L'exercice du droit de préemption est soumis à des délais stricts. Ce droit expire si le délai s'écoule sans que tu ne l'utilises.
En droit espagnol, la règle générale est la suivante : le droit de préemption légal peut généralement être exercé dans un délai de 9 jours calendaires à compter de la notification au titulaire du droit de préemption ou de l'inscription au registre foncier espagnol. Ce délai peut varier en fonction de la base juridique : en droit des baux (LAU), le « tanteo » et le « retracto » sont soumis à des délais distincts (généralement 30 jours).
Remarque : les délais précis dépendent toujours de la base juridique applicable et du cas particulier. Demande à ton avocat de déterminer le délai applicable à ton bien immobilier.

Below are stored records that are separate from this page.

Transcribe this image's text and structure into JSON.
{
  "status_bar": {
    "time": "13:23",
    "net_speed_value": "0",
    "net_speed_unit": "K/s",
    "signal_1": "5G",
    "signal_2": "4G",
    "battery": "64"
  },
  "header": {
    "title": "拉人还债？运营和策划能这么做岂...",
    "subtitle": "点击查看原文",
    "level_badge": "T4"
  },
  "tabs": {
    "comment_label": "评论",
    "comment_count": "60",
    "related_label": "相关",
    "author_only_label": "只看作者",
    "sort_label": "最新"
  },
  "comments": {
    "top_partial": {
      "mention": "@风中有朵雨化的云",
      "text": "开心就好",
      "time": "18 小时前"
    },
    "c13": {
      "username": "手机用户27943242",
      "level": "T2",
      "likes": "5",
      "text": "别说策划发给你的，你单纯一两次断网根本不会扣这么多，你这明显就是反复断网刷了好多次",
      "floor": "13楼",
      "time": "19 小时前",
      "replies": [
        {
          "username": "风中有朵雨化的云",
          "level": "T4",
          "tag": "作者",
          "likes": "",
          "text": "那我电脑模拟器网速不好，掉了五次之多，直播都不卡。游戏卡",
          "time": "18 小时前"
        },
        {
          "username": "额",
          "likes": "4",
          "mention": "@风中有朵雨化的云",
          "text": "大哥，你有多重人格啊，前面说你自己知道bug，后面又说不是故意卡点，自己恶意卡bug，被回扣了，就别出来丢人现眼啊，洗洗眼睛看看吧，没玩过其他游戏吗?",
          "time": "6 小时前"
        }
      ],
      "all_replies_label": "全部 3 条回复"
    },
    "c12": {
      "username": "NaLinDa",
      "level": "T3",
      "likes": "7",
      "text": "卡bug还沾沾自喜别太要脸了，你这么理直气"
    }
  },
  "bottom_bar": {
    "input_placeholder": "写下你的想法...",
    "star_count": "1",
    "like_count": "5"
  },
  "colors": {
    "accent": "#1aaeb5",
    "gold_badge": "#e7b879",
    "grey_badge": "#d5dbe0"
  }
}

| Droit de préemption | Délai habituel |
|---|---|
| Mentions légales (générales) | En général, 9 jours calendaires après la notification ou l'inscription au registre foncier |
| Locataire - Tanteo (LAU) | En général, 30 jours après la notification écrite |
| Retracto pour locataires (LAU) | En général, 30 jours après avoir eu connaissance de la vente |
| Organismes publics | Variable selon la norme |
Le risque particulier lié à un prix d'achat sous-évalué
Un problème qui a longtemps été courant en Espagne, aujourd’hui illégal mais pas encore tout à fait disparu, c’est le « precionegro » (prix noir) : dans l’acte de vente notarié, on indique un prix inférieur à celui qui est réellement payé. C'est illégal sur le plan fiscal – et ça prend une dimension particulièrement dangereuse en matière de droit de préemption.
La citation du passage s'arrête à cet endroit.